The water having at last flowed into the wells we had dug in sufficient quantity to allow a good drink to all our cattle, we departed from Serotli in the afternoon; but as the sun, even in winter, which it now was, is always very powerful by day, the wagons were dragged but slowly through the deep, heavy sand, and we advanced only six miles before sunset. We could only travel in the mornings and evenings, as a single day in the hot sun and heavy sand would have knocked up the oxen. Next day we passed Pepacheu (white tufa), a hollow lined with tufa, in which water sometimes stands, but it was now dry; and at night our trocheamer* showed that we had made but twenty-five miles from Serotli.

* This is an instrument which, when fastened on the wagon-wheel,
records the number of revolutions made.
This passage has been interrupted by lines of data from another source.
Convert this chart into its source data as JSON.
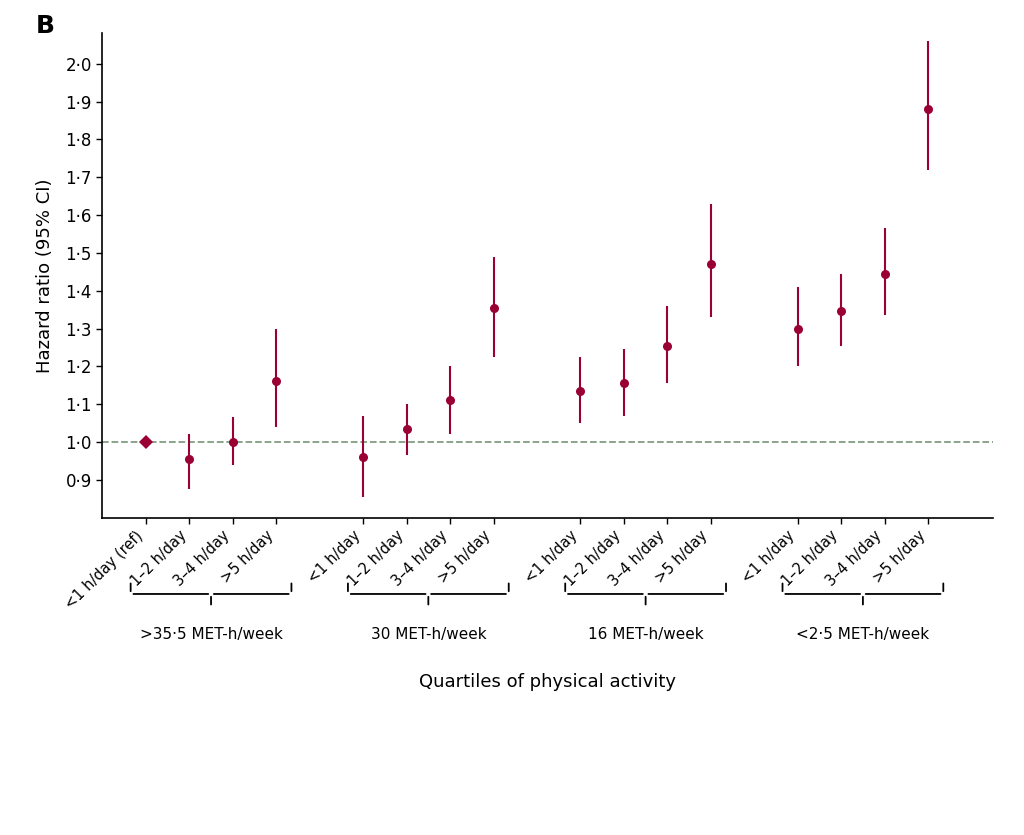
{
  "panel_label": "B",
  "ylabel": "Hazard ratio (95% CI)",
  "xlabel": "Quartiles of physical activity",
  "point_color": "#9B0035",
  "dashed_line_color": "#6B8C6B",
  "background_color": "#ffffff",
  "ylim": [
    0.8,
    2.08
  ],
  "yticks": [
    0.9,
    1.0,
    1.1,
    1.2,
    1.3,
    1.4,
    1.5,
    1.6,
    1.7,
    1.8,
    1.9,
    2.0
  ],
  "ytick_labels": [
    "0·9",
    "1·0",
    "1·1",
    "1·2",
    "1·3",
    "1·4",
    "1·5",
    "1·6",
    "1·7",
    "1·8",
    "1·9",
    "2·0"
  ],
  "groups": [
    {
      "label": ">35·5 MET-h/week",
      "x_positions": [
        1,
        2,
        3,
        4
      ],
      "tick_labels": [
        "<1 h/day (ref)",
        "1–2 h/day",
        "3–4 h/day",
        ">5 h/day"
      ],
      "hr": [
        1.0,
        0.955,
        1.0,
        1.16
      ],
      "ci_low": [
        1.0,
        0.875,
        0.94,
        1.04
      ],
      "ci_high": [
        1.0,
        1.02,
        1.065,
        1.3
      ],
      "is_ref": [
        true,
        false,
        false,
        false
      ]
    },
    {
      "label": "30 MET-h/week",
      "x_positions": [
        6,
        7,
        8,
        9
      ],
      "tick_labels": [
        "<1 h/day",
        "1–2 h/day",
        "3–4 h/day",
        ">5 h/day"
      ],
      "hr": [
        0.96,
        1.035,
        1.11,
        1.355
      ],
      "ci_low": [
        0.855,
        0.965,
        1.02,
        1.225
      ],
      "ci_high": [
        1.07,
        1.1,
        1.2,
        1.49
      ],
      "is_ref": [
        false,
        false,
        false,
        false
      ]
    },
    {
      "label": "16 MET-h/week",
      "x_positions": [
        11,
        12,
        13,
        14
      ],
      "tick_labels": [
        "<1 h/day",
        "1–2 h/day",
        "3–4 h/day",
        ">5 h/day"
      ],
      "hr": [
        1.135,
        1.155,
        1.255,
        1.47
      ],
      "ci_low": [
        1.05,
        1.07,
        1.155,
        1.33
      ],
      "ci_high": [
        1.225,
        1.245,
        1.36,
        1.63
      ],
      "is_ref": [
        false,
        false,
        false,
        false
      ]
    },
    {
      "label": "<2·5 MET-h/week",
      "x_positions": [
        16,
        17,
        18,
        19
      ],
      "tick_labels": [
        "<1 h/day",
        "1–2 h/day",
        "3–4 h/day",
        ">5 h/day"
      ],
      "hr": [
        1.3,
        1.345,
        1.445,
        1.88
      ],
      "ci_low": [
        1.2,
        1.255,
        1.335,
        1.72
      ],
      "ci_high": [
        1.41,
        1.445,
        1.565,
        2.06
      ],
      "is_ref": [
        false,
        false,
        false,
        false
      ]
    }
  ]
}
By multiplying this number
by the circumference of the wheel, the actual distance traveled over
is at once ascertained.

Ramotobi was angry at the slowness of our progress, and told us that, as the next water was three days in front, if we traveled so slowly we should never get there at all. The utmost endeavors of the servants, cracking their whips, screaming and beating, got only nineteen miles out of the poor beasts. We had thus proceeded forty-four miles from Serotli; and the oxen were more exhausted by the soft nature of the country, and the thirst, than if they had traveled double the distance over a hard road containing supplies of water: we had, as far as we could judge, still thirty miles more of the same dry work before us. At this season the grass becomes so dry as to crumble to powder in the hands; so the poor beasts stood wearily chewing, without taking a single fresh mouthful, and lowing painfully at the smell of water in our vessels in the wagons. We were all determined to succeed; so we endeavored to save the horses by sending them forward with the guide, as a means of making a desperate effort in case the oxen should fail. Murray went forward with them, while Oswell and I remained to bring the wagons on their trail as far as the cattle could drag them, intending then to send the oxen forward too.